I think you're getting a handle on the basic idea, but there are a number of details in your statements that aren't quite correct.
Given a manifold $M$ of dimension $n$, I have that a distribution,
$\mathcal{D}$, is a sub-bundle (subspace) of the tangent space $TM$
such that $\mathcal{D}\subset TM$ and $\mathcal{D}_p\subset T_pM$ for
all $p\in M$.
Yes, a distribution is a subbundle of $TM$. But it's not really correct to say it's a subspace of $TM$. Of course, "subspace" can have different meanings, depending on context. It is true that $\mathcal D$ is a topological subspace of $TM$ if we endow it with the subspace topology, but then that's true of any subset of $TM$, or of any other topological space. On the other hand, it wouldn't make sense to say that $\mathcal D$ is a linear subspace of $TM$, because $TM$ is not a vector space.
The fact that it's a subbundle says everything that needs to be said -- by definition, this means that it's a subset of $TM$ that is an embedded submanifold, such that each fiber $\mathcal D_p$ is a linear subspace of $T_pM$, and such that $\mathcal D$ is a vector bundle in its own right when each fiber $\mathcal D_p$ is given the vector space structure that it inherits from $T_pM$. Implicitly, this also implies a few other things, such as that each fiber $\mathcal D_p$ is nonempty, and the fibers are all the same dimension.
I was also told to think of the distribution as
$\mathcal{D}=\text{span}\{X_1,\cdots,X_r\}$ where $X_1,\cdots,X_r$ are
linearly independent vector fields in the tangent space of $M$.
This is not quite true, but it is true locally -- Each point of $M$ has a neighborhood $U$ such that $TU\cap \mathcal D$ is locally the span of an $r$-tuple of linearly independent vector fields. More precisely, what this means is that there are $r$ vector fields $X_1,\dots,X_r$ on $U$ such that for each $p\in U$,
$$
\mathcal D_p = \operatorname{span}(X_1|_p,\dots,X_r|_p).
$$
The main thing wrong with your statement is that it might not be possible to find such vector fields globally on $M$.

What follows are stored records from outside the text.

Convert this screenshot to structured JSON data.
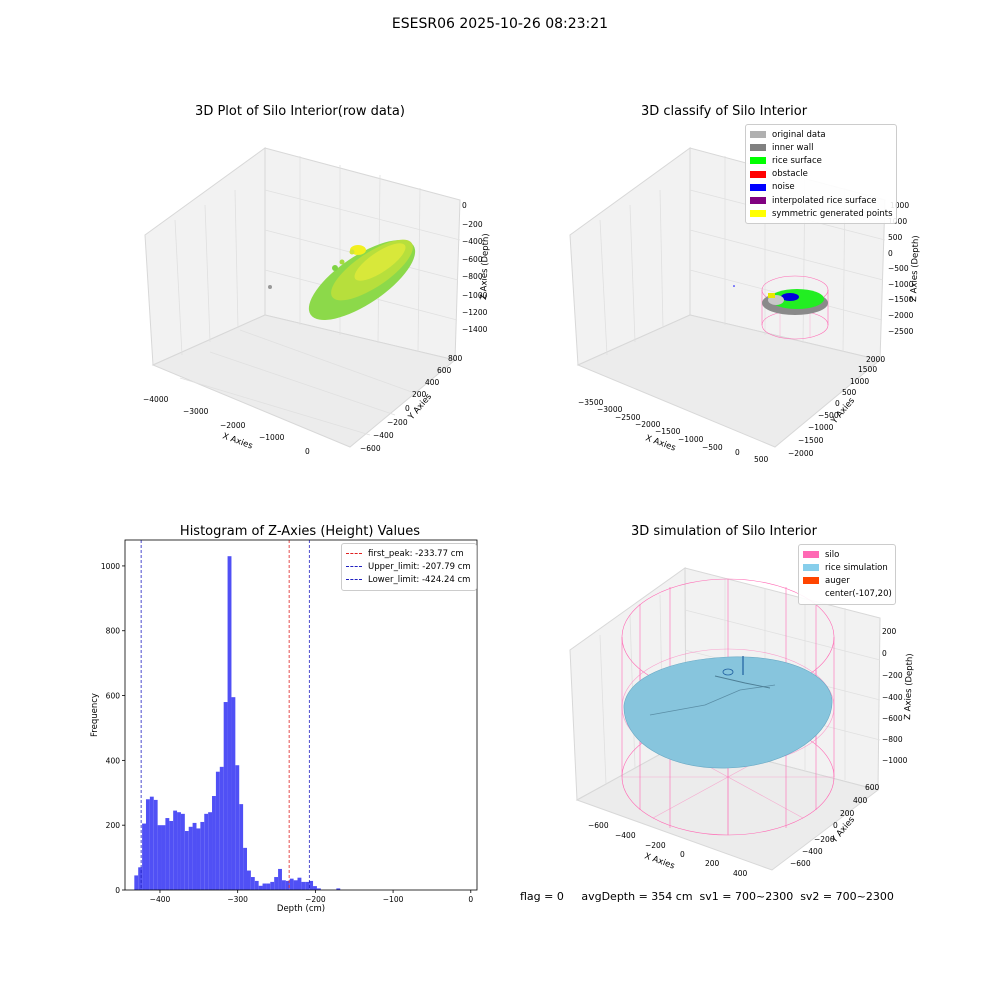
{
  "figure": {
    "suptitle": "ESESR06 2025-10-26 08:23:21",
    "status_text": "flag = 0     avgDepth = 354 cm  sv1 = 700~2300  sv2 = 700~2300"
  },
  "colors": {
    "histogram_bar": "#5050f5",
    "first_peak_line": "#e02020",
    "limit_lines": "#2020c0",
    "silo_wire": "#ff69b4",
    "rice_simulation": "#87c5dd",
    "grain_point_cloud": [
      "#6fd23f",
      "#c5e23a",
      "#f0f020"
    ]
  },
  "chart_data": [
    {
      "type": "scatter",
      "projection": "3d",
      "title": "3D Plot of Silo Interior(row data)",
      "xlabel": "X Axies",
      "ylabel": "Y Axies",
      "zlabel": "Z Axies (Depth)",
      "x_ticks": [
        "−4000",
        "−3000",
        "−2000",
        "−1000",
        "0"
      ],
      "y_ticks": [
        "−600",
        "−400",
        "−200",
        "0",
        "200",
        "400",
        "600",
        "800"
      ],
      "z_ticks": [
        "0",
        "−200",
        "−400",
        "−600",
        "−800",
        "−1000",
        "−1200",
        "−1400"
      ],
      "grid": true
    },
    {
      "type": "scatter",
      "projection": "3d",
      "title": "3D classify of Silo Interior",
      "xlabel": "X Axies",
      "ylabel": "Y Axies",
      "zlabel": "Z Axies (Depth)",
      "x_ticks": [
        "−3500",
        "−3000",
        "−2500",
        "−2000",
        "−1500",
        "−1000",
        "−500",
        "0",
        "500"
      ],
      "y_ticks": [
        "−2000",
        "−1500",
        "−1000",
        "−500",
        "0",
        "500",
        "1000",
        "1500",
        "2000"
      ],
      "z_ticks": [
        "1000",
        "1000",
        "500",
        "0",
        "−500",
        "−1000",
        "−1500",
        "−2000",
        "−2500"
      ],
      "legend_position": "upper-right",
      "legend": [
        {
          "label": "original data",
          "color": "#b0b0b0"
        },
        {
          "label": "inner wall",
          "color": "#808080"
        },
        {
          "label": "rice surface",
          "color": "#00ff00"
        },
        {
          "label": "obstacle",
          "color": "#ff0000"
        },
        {
          "label": "noise",
          "color": "#0000ff"
        },
        {
          "label": "interpolated rice surface",
          "color": "#800080"
        },
        {
          "label": "symmetric generated points",
          "color": "#ffff00"
        }
      ],
      "grid": true
    },
    {
      "type": "bar",
      "title": "Histogram of Z-Axies (Height) Values",
      "xlabel": "Depth (cm)",
      "ylabel": "Frequency",
      "xlim": [
        -445,
        8
      ],
      "ylim": [
        0,
        1080
      ],
      "x_ticks": [
        -400,
        -300,
        -200,
        -100,
        0
      ],
      "x_tick_labels": [
        "−400",
        "−300",
        "−200",
        "−100",
        "0"
      ],
      "y_ticks": [
        0,
        200,
        400,
        600,
        800,
        1000
      ],
      "bin_start": -433,
      "bin_width": 5,
      "values": [
        45,
        70,
        205,
        280,
        288,
        278,
        200,
        200,
        222,
        213,
        245,
        240,
        235,
        182,
        195,
        207,
        190,
        210,
        235,
        240,
        290,
        365,
        380,
        580,
        1030,
        595,
        385,
        265,
        130,
        60,
        40,
        28,
        13,
        20,
        20,
        25,
        40,
        65,
        30,
        28,
        35,
        30,
        38,
        25,
        25,
        28,
        12,
        5,
        0,
        0,
        0,
        0,
        5
      ],
      "vlines": [
        {
          "name": "first_peak",
          "x": -233.77,
          "style": "red-dashed"
        },
        {
          "name": "Upper_limit",
          "x": -207.79,
          "style": "blue-dashed"
        },
        {
          "name": "Lower_limit",
          "x": -424.24,
          "style": "blue-dashed"
        }
      ],
      "legend_position": "upper-right",
      "legend": [
        {
          "label": "first_peak: -233.77 cm",
          "color": "#e02020"
        },
        {
          "label": "Upper_limit: -207.79 cm",
          "color": "#2020c0"
        },
        {
          "label": "Lower_limit: -424.24 cm",
          "color": "#2020c0"
        }
      ],
      "grid": false
    },
    {
      "type": "area",
      "projection": "3d",
      "title": "3D simulation of Silo Interior",
      "xlabel": "X Axies",
      "ylabel": "Y Axies",
      "zlabel": "Z Axies (Depth)",
      "x_ticks": [
        "−600",
        "−400",
        "−200",
        "0",
        "200",
        "400"
      ],
      "y_ticks": [
        "−600",
        "−400",
        "−200",
        "0",
        "200",
        "400",
        "600"
      ],
      "z_ticks": [
        "200",
        "0",
        "−200",
        "−400",
        "−600",
        "−800",
        "−1000"
      ],
      "legend_position": "upper-right",
      "legend": [
        {
          "label": "silo",
          "color": "#ff69b4"
        },
        {
          "label": "rice simulation",
          "color": "#87ceeb"
        },
        {
          "label": "auger",
          "color": "#ff4500"
        },
        {
          "label": "center(-107,20)",
          "color": ""
        }
      ],
      "grid": true
    }
  ]
}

We also distinguished a distribution from a smooth distribution by
adding the requirement that vectors must vary smoothly from point to
point.
"The requirement that vectors must vary smoothly from point to point" is a little too vague to be useful. What vectors? Here's a more precise statement of what it means for $\mathcal D$ to be a smooth distribution:
- Each point of $M$ has a neighborhood $U$ on which there are smooth independent vector fields $X_1,\dots,X_r$ that span $\mathcal D\cap TU$ in the sense described above.
Given two vector fields $X,Y \in \mathcal{D}$ with
$X_p,Y_p\in \mathcal{D}_p$ if $[X,Y]\in \mathcal{D}$ then there exists an
integral manifold which is a sub-manifold of the distribution; that is $\mathcal{D}$ is integrable. We also say that the distribution
$\mathcal{D}$ is involutive.
You've got some misplaced quantifiers here. It should say
- We say $\mathcal D$ is involutive if it has the following property: for all smooth vector fields $X,Y$ on $M$ that satisfy $X_p,Y_p\in \mathcal D_p$ for each $p\in M$, we also have $[X,Y]_p\in \mathcal D_p$ for each $p\in M$.
- If $\mathcal D$ is involutive, then it has the property that through every point of $M$ there is a integral manifold of $\mathcal D$, which is an $r$-dimensional submanifold $S\subseteq M$ whose tangent space at each point $q\in S$ is equal to $\mathcal D_q$. (This is called the Frobenius theorem.)
(It's not correct to say that an integral manifold is a "submanifold of the distribution," since the distribution is a subset of $TM$ while an integral manifold is a subset of $M$.)